Earmarks have long been hard to track since they are buried deep in appropriation bills that are hundreds of pages long. A single bill can have more than 2,000 earmarks. Due to recent reforms Members of Congress now have to report their earmark requests, though not in any easy-to-find format.

Enter WashingtonWatch.com, a website that tracks the costs and savings of federal bills, which is fighting pork with pork.

The watchdog service is giving away an Amazon Kindle and an iPod Shuffle to the citizens who identify and upload the most earmarks to its interactive map of Congressional giveaways.

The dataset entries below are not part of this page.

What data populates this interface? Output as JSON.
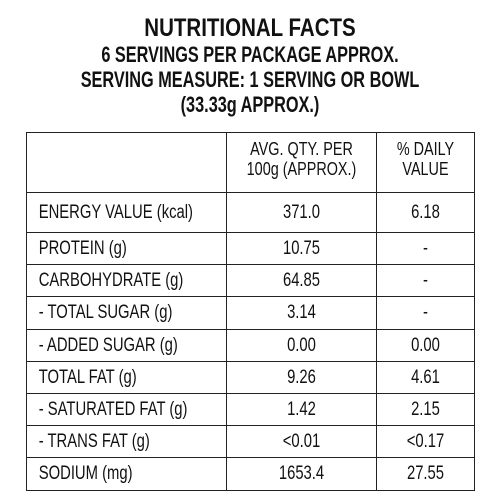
{
  "header": {
    "title": "NUTRITIONAL FACTS",
    "line1": "6 SERVINGS PER PACKAGE APPROX.",
    "line2": "SERVING MEASURE: 1 SERVING OR BOWL",
    "line3": "(33.33g APPROX.)"
  },
  "table": {
    "col_name_header": "",
    "col_qty_header_1": "AVG. QTY. PER",
    "col_qty_header_2": "100g (APPROX.)",
    "col_dv_header_1": "% DAILY",
    "col_dv_header_2": "VALUE",
    "rows": [
      {
        "name": "ENERGY VALUE (kcal)",
        "qty": "371.0",
        "dv": "6.18"
      },
      {
        "name": "PROTEIN (g)",
        "qty": "10.75",
        "dv": "-"
      },
      {
        "name": "CARBOHYDRATE (g)",
        "qty": "64.85",
        "dv": "-"
      },
      {
        "name": "- TOTAL SUGAR (g)",
        "qty": "3.14",
        "dv": "-"
      },
      {
        "name": "- ADDED SUGAR (g)",
        "qty": "0.00",
        "dv": "0.00"
      },
      {
        "name": "TOTAL FAT (g)",
        "qty": "9.26",
        "dv": "4.61"
      },
      {
        "name": "- SATURATED FAT (g)",
        "qty": "1.42",
        "dv": "2.15"
      },
      {
        "name": "- TRANS FAT (g)",
        "qty": "<0.01",
        "dv": "<0.17"
      },
      {
        "name": "SODIUM (mg)",
        "qty": "1653.4",
        "dv": "27.55"
      }
    ]
  }
}
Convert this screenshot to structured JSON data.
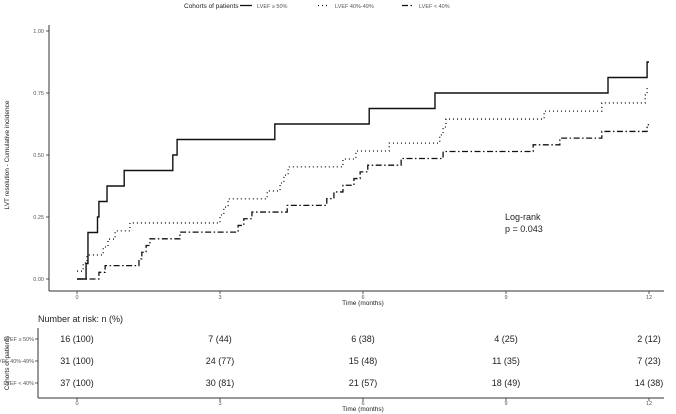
{
  "chart_data": {
    "type": "line",
    "subtype": "step cumulative incidence",
    "xlabel": "Time (months)",
    "ylabel": "LVT resolution - Cumulative incidence",
    "xlim": [
      0,
      12
    ],
    "ylim": [
      0,
      1
    ],
    "xticks": [
      0,
      3,
      6,
      9,
      12
    ],
    "yticks": [
      "0.00",
      "0.25",
      "0.50",
      "0.75",
      "1.00"
    ],
    "grid": false,
    "legend": {
      "title": "Cohorts of patients",
      "placement": "top",
      "entries": [
        "LVEF ≥ 50%",
        "LVEF 40%-49%",
        "LVEF < 40%"
      ]
    },
    "annotation": [
      "Log-rank",
      "p = 0.043"
    ],
    "series": [
      {
        "name": "LVEF ≥ 50%",
        "linestyle": "solid",
        "color": "#111111",
        "points": [
          [
            0,
            0
          ],
          [
            0.19,
            0.0625
          ],
          [
            0.23,
            0.1875
          ],
          [
            0.43,
            0.25
          ],
          [
            0.46,
            0.3125
          ],
          [
            0.63,
            0.375
          ],
          [
            0.99,
            0.4375
          ],
          [
            2.01,
            0.5
          ],
          [
            2.1,
            0.5625
          ],
          [
            4.15,
            0.625
          ],
          [
            6.13,
            0.6875
          ],
          [
            7.51,
            0.75
          ],
          [
            11.14,
            0.8125
          ],
          [
            11.96,
            0.875
          ]
        ]
      },
      {
        "name": "LVEF 40%-49%",
        "linestyle": "dotted",
        "color": "#111111",
        "points": [
          [
            0,
            0.032
          ],
          [
            0.13,
            0.065
          ],
          [
            0.21,
            0.097
          ],
          [
            0.55,
            0.129
          ],
          [
            0.65,
            0.161
          ],
          [
            0.8,
            0.194
          ],
          [
            1.11,
            0.226
          ],
          [
            3.0,
            0.258
          ],
          [
            3.08,
            0.29
          ],
          [
            3.17,
            0.323
          ],
          [
            3.99,
            0.355
          ],
          [
            4.26,
            0.387
          ],
          [
            4.34,
            0.419
          ],
          [
            4.43,
            0.452
          ],
          [
            5.58,
            0.484
          ],
          [
            5.85,
            0.516
          ],
          [
            6.55,
            0.548
          ],
          [
            7.61,
            0.581
          ],
          [
            7.68,
            0.613
          ],
          [
            7.74,
            0.645
          ],
          [
            9.8,
            0.677
          ],
          [
            11.01,
            0.71
          ],
          [
            11.92,
            0.742
          ],
          [
            11.96,
            0.774
          ]
        ]
      },
      {
        "name": "LVEF < 40%",
        "linestyle": "dashdot",
        "color": "#111111",
        "points": [
          [
            0,
            0
          ],
          [
            0.46,
            0.027
          ],
          [
            0.59,
            0.054
          ],
          [
            1.3,
            0.081
          ],
          [
            1.36,
            0.108
          ],
          [
            1.45,
            0.135
          ],
          [
            1.53,
            0.162
          ],
          [
            2.16,
            0.189
          ],
          [
            3.38,
            0.216
          ],
          [
            3.5,
            0.243
          ],
          [
            3.67,
            0.27
          ],
          [
            4.41,
            0.297
          ],
          [
            5.24,
            0.324
          ],
          [
            5.39,
            0.351
          ],
          [
            5.58,
            0.378
          ],
          [
            5.81,
            0.405
          ],
          [
            5.94,
            0.432
          ],
          [
            6.1,
            0.459
          ],
          [
            6.8,
            0.486
          ],
          [
            7.68,
            0.514
          ],
          [
            9.57,
            0.541
          ],
          [
            10.13,
            0.568
          ],
          [
            11.01,
            0.595
          ],
          [
            11.96,
            0.622
          ]
        ]
      }
    ],
    "risk_table": {
      "title": "Number at risk: n (%)",
      "ylabel": "Cohorts of patients",
      "xlabel": "Time (months)",
      "rows": [
        {
          "label": "LVEF ≥ 50%",
          "values": [
            "16 (100)",
            "7 (44)",
            "6 (38)",
            "4 (25)",
            "2 (12)"
          ]
        },
        {
          "label": "LVEF 40%-49%",
          "values": [
            "31 (100)",
            "24 (77)",
            "15 (48)",
            "11 (35)",
            "7 (23)"
          ]
        },
        {
          "label": "LVEF < 40%",
          "values": [
            "37 (100)",
            "30 (81)",
            "21 (57)",
            "18 (49)",
            "14 (38)"
          ]
        }
      ]
    }
  }
}
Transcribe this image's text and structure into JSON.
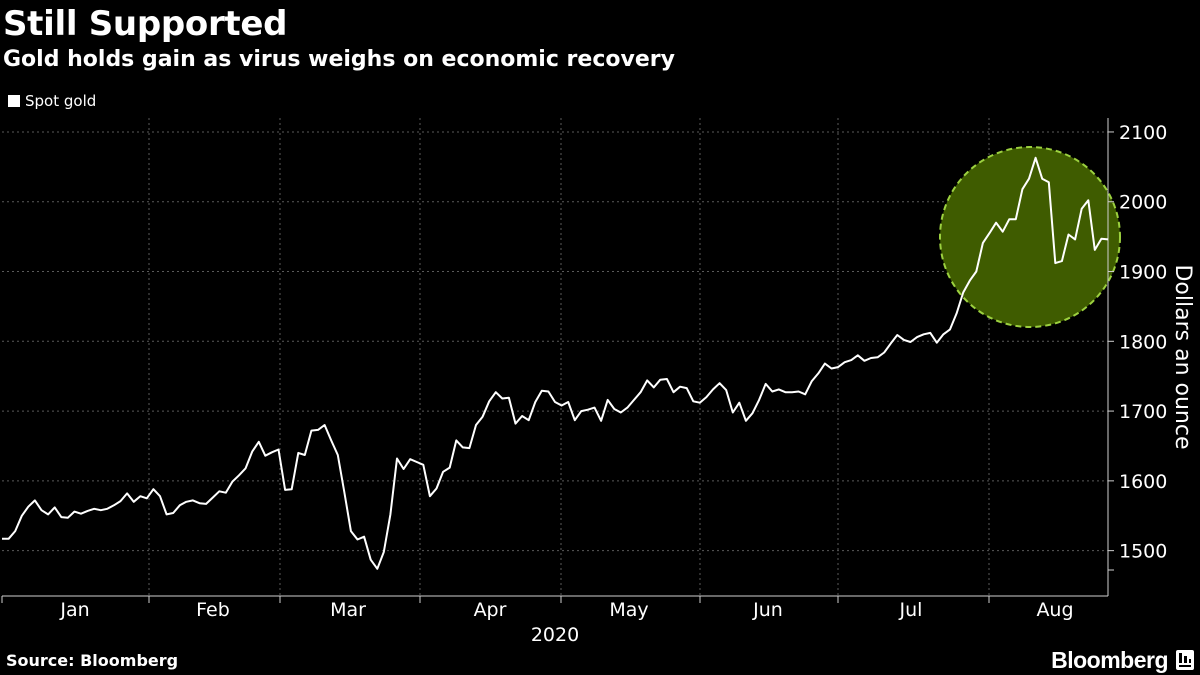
{
  "header": {
    "title": "Still Supported",
    "subtitle": "Gold holds gain as virus weighs on economic recovery"
  },
  "footer": {
    "source": "Source: Bloomberg",
    "brand": "Bloomberg"
  },
  "colors": {
    "background": "#000000",
    "line": "#ffffff",
    "grid": "#5a5a5a",
    "highlight_fill": "#3f5c00",
    "highlight_stroke": "#9cd13f"
  },
  "chart_data": {
    "type": "line",
    "legend": "Spot gold",
    "legend_position": "top-left",
    "ylabel": "Dollars an ounce",
    "year_label": "2020",
    "ylim": [
      1435,
      2120
    ],
    "yticks": [
      1500,
      1600,
      1700,
      1800,
      1900,
      2000,
      2100
    ],
    "grid": true,
    "months": [
      "Jan",
      "Feb",
      "Mar",
      "Apr",
      "May",
      "Jun",
      "Jul",
      "Aug"
    ],
    "highlight": {
      "shape": "circle",
      "period": "late Jul - mid Aug",
      "center_y": 1945
    },
    "series": [
      {
        "name": "Spot gold",
        "values": [
          1517,
          1517,
          1528,
          1550,
          1563,
          1572,
          1558,
          1552,
          1562,
          1548,
          1547,
          1556,
          1553,
          1557,
          1560,
          1558,
          1560,
          1565,
          1571,
          1582,
          1570,
          1578,
          1575,
          1588,
          1578,
          1552,
          1554,
          1565,
          1570,
          1572,
          1568,
          1567,
          1576,
          1585,
          1583,
          1599,
          1608,
          1618,
          1642,
          1656,
          1636,
          1641,
          1645,
          1587,
          1588,
          1640,
          1637,
          1672,
          1673,
          1680,
          1658,
          1637,
          1584,
          1528,
          1516,
          1520,
          1487,
          1474,
          1498,
          1552,
          1632,
          1617,
          1631,
          1627,
          1623,
          1578,
          1589,
          1613,
          1619,
          1658,
          1648,
          1647,
          1680,
          1692,
          1714,
          1727,
          1718,
          1719,
          1682,
          1693,
          1687,
          1713,
          1729,
          1728,
          1713,
          1708,
          1713,
          1687,
          1700,
          1702,
          1705,
          1686,
          1716,
          1703,
          1698,
          1705,
          1716,
          1727,
          1744,
          1734,
          1745,
          1746,
          1727,
          1735,
          1733,
          1714,
          1712,
          1720,
          1731,
          1740,
          1730,
          1698,
          1712,
          1686,
          1697,
          1716,
          1739,
          1728,
          1731,
          1727,
          1727,
          1728,
          1724,
          1743,
          1754,
          1768,
          1761,
          1763,
          1770,
          1773,
          1780,
          1772,
          1776,
          1777,
          1784,
          1797,
          1809,
          1802,
          1799,
          1806,
          1810,
          1812,
          1798,
          1810,
          1817,
          1840,
          1870,
          1887,
          1900,
          1941,
          1955,
          1970,
          1957,
          1975,
          1975,
          2018,
          2033,
          2063,
          2033,
          2028,
          1912,
          1915,
          1953,
          1946,
          1990,
          2002,
          1931,
          1947,
          1946
        ]
      }
    ]
  }
}
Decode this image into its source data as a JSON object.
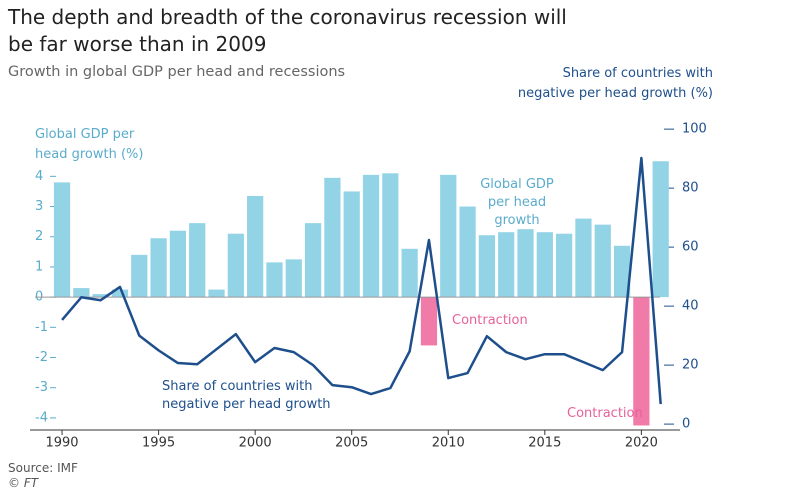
{
  "chart_data": {
    "type": "bar-line",
    "title": "The depth and breadth of the coronavirus recession will be far worse than in 2009",
    "subtitle": "Growth in global GDP per head and recessions",
    "y_axis_label": "Global GDP per head growth (%)",
    "y2_axis_label": "Share of countries with negative per head growth (%)",
    "source": "Source: IMF",
    "credit": "© FT",
    "annotations": [
      "Global GDP per head growth",
      "Contraction",
      "Contraction",
      "Share of countries with negative per head growth"
    ],
    "x": [
      1990,
      1991,
      1992,
      1993,
      1994,
      1995,
      1996,
      1997,
      1998,
      1999,
      2000,
      2001,
      2002,
      2003,
      2004,
      2005,
      2006,
      2007,
      2008,
      2009,
      2010,
      2011,
      2012,
      2013,
      2014,
      2015,
      2016,
      2017,
      2018,
      2019,
      2020,
      2021
    ],
    "series": [
      {
        "name": "Global GDP per head growth",
        "color": "#93d3e6",
        "negative_color": "#f07aa8",
        "values": [
          3.8,
          0.3,
          0.1,
          0.25,
          1.4,
          1.95,
          2.2,
          2.45,
          0.25,
          2.1,
          3.35,
          1.15,
          1.25,
          2.45,
          3.95,
          3.5,
          4.05,
          4.1,
          1.6,
          -1.6,
          4.05,
          3.0,
          2.05,
          2.15,
          2.25,
          2.15,
          2.1,
          2.6,
          2.4,
          1.7,
          -4.25,
          4.5
        ]
      },
      {
        "name": "Share of countries with negative per head growth",
        "color": "#1e4f8c",
        "axis": "y2",
        "values": [
          35.3,
          43,
          42,
          46.5,
          30,
          25,
          20.7,
          20.3,
          25.4,
          30.5,
          21,
          25.8,
          24.4,
          20,
          13.2,
          12.5,
          10.2,
          12.2,
          24.7,
          62.4,
          15.6,
          17.3,
          29.8,
          24.4,
          22,
          23.7,
          23.7,
          21,
          18.3,
          24.4,
          90.2,
          6.8
        ]
      }
    ],
    "xlim": [
      1988.6,
      2022.0
    ],
    "xticks": [
      1990,
      1995,
      2000,
      2005,
      2010,
      2015,
      2020
    ],
    "ylim": [
      -4.4,
      5.7
    ],
    "yticks": [
      -4,
      -3,
      -2,
      -1,
      0,
      1,
      2,
      3,
      4
    ],
    "y2lim": [
      -2,
      101.4
    ],
    "y2ticks": [
      0,
      20,
      40,
      60,
      80,
      100
    ]
  }
}
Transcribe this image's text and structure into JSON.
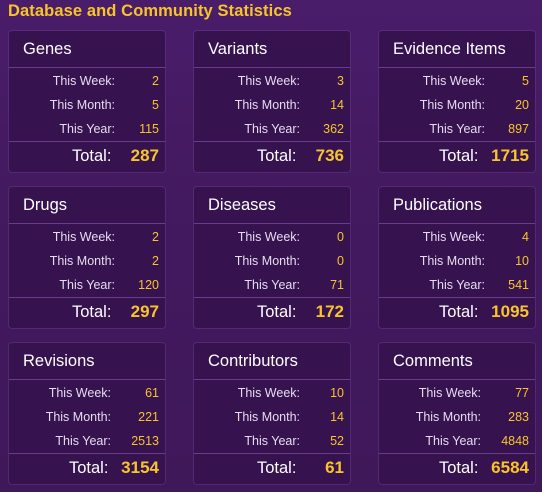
{
  "page": {
    "heading": "Database and Community Statistics"
  },
  "labels": {
    "week": "This Week:",
    "month": "This Month:",
    "year": "This Year:",
    "total": "Total:"
  },
  "cards": [
    {
      "title": "Genes",
      "week": "2",
      "month": "5",
      "year": "115",
      "total": "287"
    },
    {
      "title": "Variants",
      "week": "3",
      "month": "14",
      "year": "362",
      "total": "736"
    },
    {
      "title": "Evidence Items",
      "week": "5",
      "month": "20",
      "year": "897",
      "total": "1715"
    },
    {
      "title": "Drugs",
      "week": "2",
      "month": "2",
      "year": "120",
      "total": "297"
    },
    {
      "title": "Diseases",
      "week": "0",
      "month": "0",
      "year": "71",
      "total": "172"
    },
    {
      "title": "Publications",
      "week": "4",
      "month": "10",
      "year": "541",
      "total": "1095"
    },
    {
      "title": "Revisions",
      "week": "61",
      "month": "221",
      "year": "2513",
      "total": "3154"
    },
    {
      "title": "Contributors",
      "week": "10",
      "month": "14",
      "year": "52",
      "total": "61"
    },
    {
      "title": "Comments",
      "week": "77",
      "month": "283",
      "year": "4848",
      "total": "6584"
    }
  ],
  "colors": {
    "background": "#43195f",
    "card": "#36124f",
    "accent": "#f7c52a",
    "text": "#ffffff"
  }
}
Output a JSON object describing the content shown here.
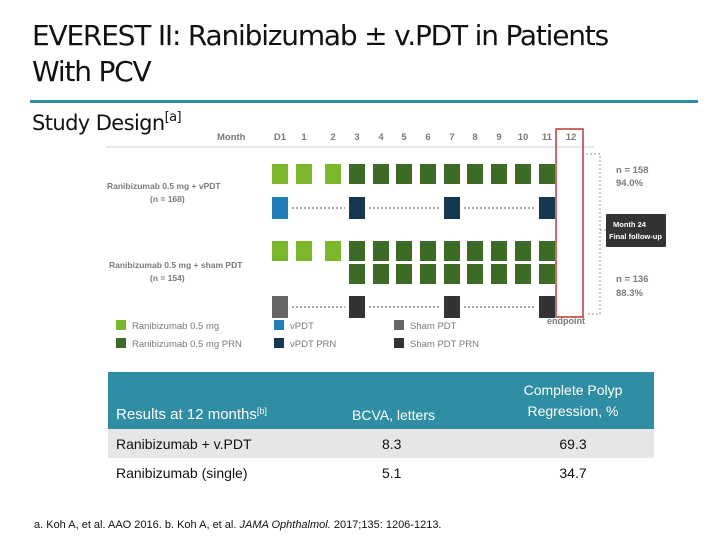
{
  "title_line1": "EVEREST II:  Ranibizumab ± v.PDT in Patients",
  "title_line2": "With PCV",
  "subtitle": "Study Design",
  "subtitle_ref": "[a]",
  "diagram": {
    "month_label": "Month",
    "months": [
      "D1",
      "1",
      "2",
      "3",
      "4",
      "5",
      "6",
      "7",
      "8",
      "9",
      "10",
      "11",
      "12"
    ],
    "arm1_label_line1": "Ranibizumab 0.5 mg + vPDT",
    "arm1_label_line2": "(n = 168)",
    "arm2_label_line1": "Ranibizumab 0.5 mg + sham PDT",
    "arm2_label_line2": "(n = 154)",
    "arm1_n": "n = 158",
    "arm1_pct": "94.0%",
    "arm2_n": "n = 136",
    "arm2_pct": "88.3%",
    "followup_line1": "Month 24",
    "followup_line2": "Final follow-up",
    "endpoint_label": "endpoint",
    "legend": [
      {
        "label": "Ranibizumab 0.5 mg",
        "color": "#7ab829"
      },
      {
        "label": "Ranibizumab 0.5 mg PRN",
        "color": "#3b6b24"
      },
      {
        "label": "vPDT",
        "color": "#1f7fb6"
      },
      {
        "label": "vPDT PRN",
        "color": "#14384f"
      },
      {
        "label": "Sham PDT",
        "color": "#666666"
      },
      {
        "label": "Sham PDT PRN",
        "color": "#333333"
      }
    ],
    "colors": {
      "rbz": "#7ab829",
      "rbz_prn": "#3b6b24",
      "vpdt": "#1f7fb6",
      "vpdt_prn": "#14384f",
      "sham": "#666666",
      "sham_prn": "#333333",
      "endpoint": "#c0392b",
      "text": "#7a7a7a"
    }
  },
  "results": {
    "header_col1": "Results at 12 months",
    "header_col1_ref": "[b]",
    "header_col2": "BCVA, letters",
    "header_col3_line1": "Complete Polyp",
    "header_col3_line2": "Regression, %",
    "rows": [
      {
        "label": "Ranibizumab + v.PDT",
        "bcva": "8.3",
        "regression": "69.3"
      },
      {
        "label": "Ranibizumab (single)",
        "bcva": "5.1",
        "regression": "34.7"
      }
    ]
  },
  "footnote": {
    "part1": "a. Koh A, et al. AAO 2016.  b. Koh A, et al. ",
    "journal": "JAMA Ophthalmol.",
    "part2": " 2017;135: 1206-1213."
  }
}
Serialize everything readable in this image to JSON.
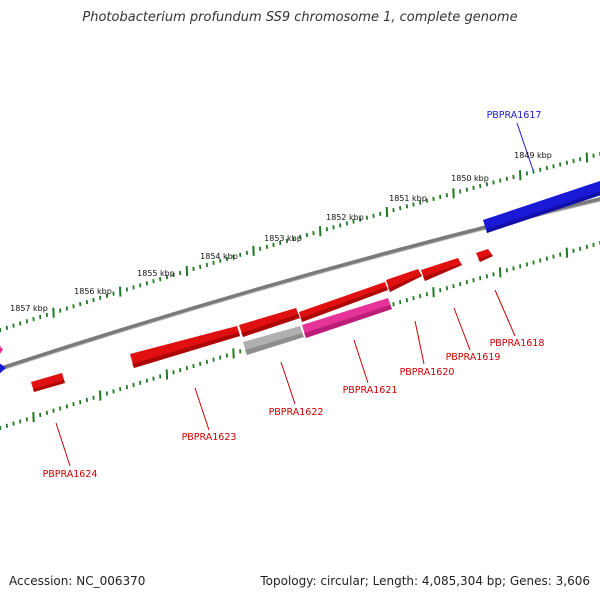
{
  "title": "Photobacterium profundum SS9 chromosome 1, complete genome",
  "accession": "Accession: NC_006370",
  "summary": "Topology: circular; Length: 4,085,304 bp; Genes: 3,606",
  "colors": {
    "forward_gene": "#e01010",
    "reverse_gene": "#1a1ad6",
    "highlight_gene": "#e6339a",
    "pseudo_gene": "#b0b0b0",
    "tick": "#1e7a1e",
    "backbone": "#7a7a7a"
  },
  "scale_labels": [
    "1849 kbp",
    "1850 kbp",
    "1851 kbp",
    "1852 kbp",
    "1853 kbp",
    "1854 kbp",
    "1855 kbp",
    "1856 kbp",
    "1857 kbp"
  ],
  "genes": [
    {
      "name": "PBPRA1617",
      "strand": "reverse",
      "color": "#1a1ad6"
    },
    {
      "name": "PBPRA1618",
      "strand": "forward",
      "color": "#cc0000"
    },
    {
      "name": "PBPRA1619",
      "strand": "forward",
      "color": "#cc0000"
    },
    {
      "name": "PBPRA1620",
      "strand": "forward",
      "color": "#cc0000"
    },
    {
      "name": "PBPRA1621",
      "strand": "forward",
      "color": "#cc0000"
    },
    {
      "name": "PBPRA1622",
      "strand": "forward",
      "color": "#cc0000"
    },
    {
      "name": "PBPRA1623",
      "strand": "forward",
      "color": "#cc0000"
    },
    {
      "name": "PBPRA1624",
      "strand": "forward",
      "color": "#cc0000"
    }
  ]
}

Third place gets a fruitcake. (Sounds a little Glengarry Glen Ross, but whatever).

The point of this crowdsourcing exercise is to shed light on the earmarking practice, to encourage good governance and let others use the database to build other apps.

The site is a side project of longtime government-tranparency advocate Jim Harper who works at the libertarian-leaning Cato Institute. The earmarks contest is funded in part by the Sunlight Foundation.

Harper says he runs the site because it’s “fun to teach ordinary Americans about government and watch them become engaged.” Plus, “Transparency is a matter of pan-ideological agreement, which makes it fun.”

The contest ends when every lawmakers’ requests are in the database or the end of the fiscal year for the feds (October 1) - whichever comes first.

Citizens, start your pork reporters!